Nada recalled their last video call, where they cried together and talked about their shared dream of performing Umrah, the pilgrimage to Mecca. During every call, Amal would assure her, “Nada, as soon as the war is over, I want to see you.”
On March 18, 2025, at 2:15 a.m., just minutes after the ceasefire ended, massive explosions shook the Gaza Strip, and Nada woke up terrified. Her small body trembled under the thin blanket, and her disturbed breath rose like a stifled flame. Notifications from the Messenger app pierced the silence of the room.
She opened the app slowly, her eyes colliding with a message from an unfamiliar young woman, not someone she knew.
“Amal was killed.”
Nada called Amal’s niece in the Al-Tuffah neighborhood in Gaza City where the family lived.
Amal was 27 years old.
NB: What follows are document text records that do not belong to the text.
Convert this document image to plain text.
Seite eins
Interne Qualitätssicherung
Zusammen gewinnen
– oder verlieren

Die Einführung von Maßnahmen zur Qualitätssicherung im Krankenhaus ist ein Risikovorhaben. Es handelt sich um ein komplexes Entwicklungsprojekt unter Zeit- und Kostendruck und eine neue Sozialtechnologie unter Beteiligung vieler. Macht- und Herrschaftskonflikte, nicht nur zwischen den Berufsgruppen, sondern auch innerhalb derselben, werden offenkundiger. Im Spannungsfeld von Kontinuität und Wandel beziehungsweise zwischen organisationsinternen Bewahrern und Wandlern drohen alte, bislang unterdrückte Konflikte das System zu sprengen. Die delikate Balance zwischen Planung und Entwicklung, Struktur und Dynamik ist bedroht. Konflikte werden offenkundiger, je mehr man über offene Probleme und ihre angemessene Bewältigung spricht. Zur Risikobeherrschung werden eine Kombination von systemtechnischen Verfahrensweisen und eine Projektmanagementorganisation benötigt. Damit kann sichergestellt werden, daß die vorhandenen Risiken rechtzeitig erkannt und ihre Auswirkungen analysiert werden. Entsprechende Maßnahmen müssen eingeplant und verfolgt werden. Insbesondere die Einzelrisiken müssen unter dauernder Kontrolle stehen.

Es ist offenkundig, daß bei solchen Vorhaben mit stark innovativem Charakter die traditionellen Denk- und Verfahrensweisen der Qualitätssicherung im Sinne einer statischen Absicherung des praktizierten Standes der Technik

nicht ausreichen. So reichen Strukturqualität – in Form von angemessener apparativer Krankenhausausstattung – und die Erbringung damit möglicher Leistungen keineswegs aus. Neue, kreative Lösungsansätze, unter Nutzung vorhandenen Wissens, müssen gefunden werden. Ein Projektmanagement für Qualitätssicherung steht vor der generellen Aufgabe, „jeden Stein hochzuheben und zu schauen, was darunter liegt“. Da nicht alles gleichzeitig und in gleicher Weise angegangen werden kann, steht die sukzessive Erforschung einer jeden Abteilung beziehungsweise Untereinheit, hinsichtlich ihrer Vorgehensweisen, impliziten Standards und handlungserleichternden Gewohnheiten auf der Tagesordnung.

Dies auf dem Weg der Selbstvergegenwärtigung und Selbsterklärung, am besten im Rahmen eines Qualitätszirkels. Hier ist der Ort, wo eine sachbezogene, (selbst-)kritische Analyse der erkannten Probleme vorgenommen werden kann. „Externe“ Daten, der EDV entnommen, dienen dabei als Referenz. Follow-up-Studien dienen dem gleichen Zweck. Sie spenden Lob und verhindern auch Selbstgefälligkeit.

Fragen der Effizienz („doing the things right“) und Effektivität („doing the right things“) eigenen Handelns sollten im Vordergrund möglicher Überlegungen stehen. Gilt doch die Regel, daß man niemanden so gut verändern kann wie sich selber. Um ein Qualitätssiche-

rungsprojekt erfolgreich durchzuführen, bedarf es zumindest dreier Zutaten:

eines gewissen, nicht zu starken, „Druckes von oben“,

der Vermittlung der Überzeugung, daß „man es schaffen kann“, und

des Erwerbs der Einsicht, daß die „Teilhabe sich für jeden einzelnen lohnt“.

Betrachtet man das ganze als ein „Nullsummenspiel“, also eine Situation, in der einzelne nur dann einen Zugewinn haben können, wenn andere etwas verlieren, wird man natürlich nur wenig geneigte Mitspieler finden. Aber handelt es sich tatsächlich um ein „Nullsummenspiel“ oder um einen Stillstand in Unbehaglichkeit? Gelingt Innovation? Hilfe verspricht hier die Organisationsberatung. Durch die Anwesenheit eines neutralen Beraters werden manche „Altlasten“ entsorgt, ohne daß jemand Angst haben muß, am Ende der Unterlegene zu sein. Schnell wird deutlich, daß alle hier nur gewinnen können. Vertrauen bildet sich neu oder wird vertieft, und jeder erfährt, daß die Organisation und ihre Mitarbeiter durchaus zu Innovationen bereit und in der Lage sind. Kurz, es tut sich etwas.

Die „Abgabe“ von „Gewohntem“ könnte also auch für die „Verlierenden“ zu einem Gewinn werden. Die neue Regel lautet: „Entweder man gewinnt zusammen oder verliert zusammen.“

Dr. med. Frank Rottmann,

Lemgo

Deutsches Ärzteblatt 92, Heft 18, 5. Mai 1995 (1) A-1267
She had been living with her displaced family in a relative’s house after their own home was destroyed earlier in the war. They were struck by two missiles, one hitting Amal’s family home and the other hitting the adjacent house of her brother, Rami Adnan Al Sakani. He, his wife Khadija, and their children Maram, 18, Mahmoud, 13, Izz al-Din, 11, Fatima, 8, and Nour al-Din, 6, were all killed. Fifteen-year-old Yahya was the sole survivor, left to confront the harsh reality of having lost his whole family.
Next door, Amal was killed, her father was injured, her mother hospitalized, and her sister put into intensive care.
“With the first shells, everyone in the house woke up,” Amal’s niece told Nada. “The house began to shake violently, and the orange glow of the missiles covered the whole neighborhood. My grandmother woke up and found herself under the rubble with Amal, shaking her and screaming, ‘Amal, Amal, habibti, get up, come on, get up! Amal, we need to get out.’ But it was futile; Amal had passed away. Then my grandmother lost consciousness again.”
Amal’s family appears to have been targeted for no reason.
After Amal’s death, Nada wrote on her WhatsApp status: “How does one mourn the twin of their soul? Oh my sister and companion, Amal, you have left an unbearable weight in my heart.”
They had studied together for nine years, dreamed together, rejoiced together, and wept together—until Israel stole Amal from Nada.
The Netzarim corridor prevented Nada from seeing Amal for the last time.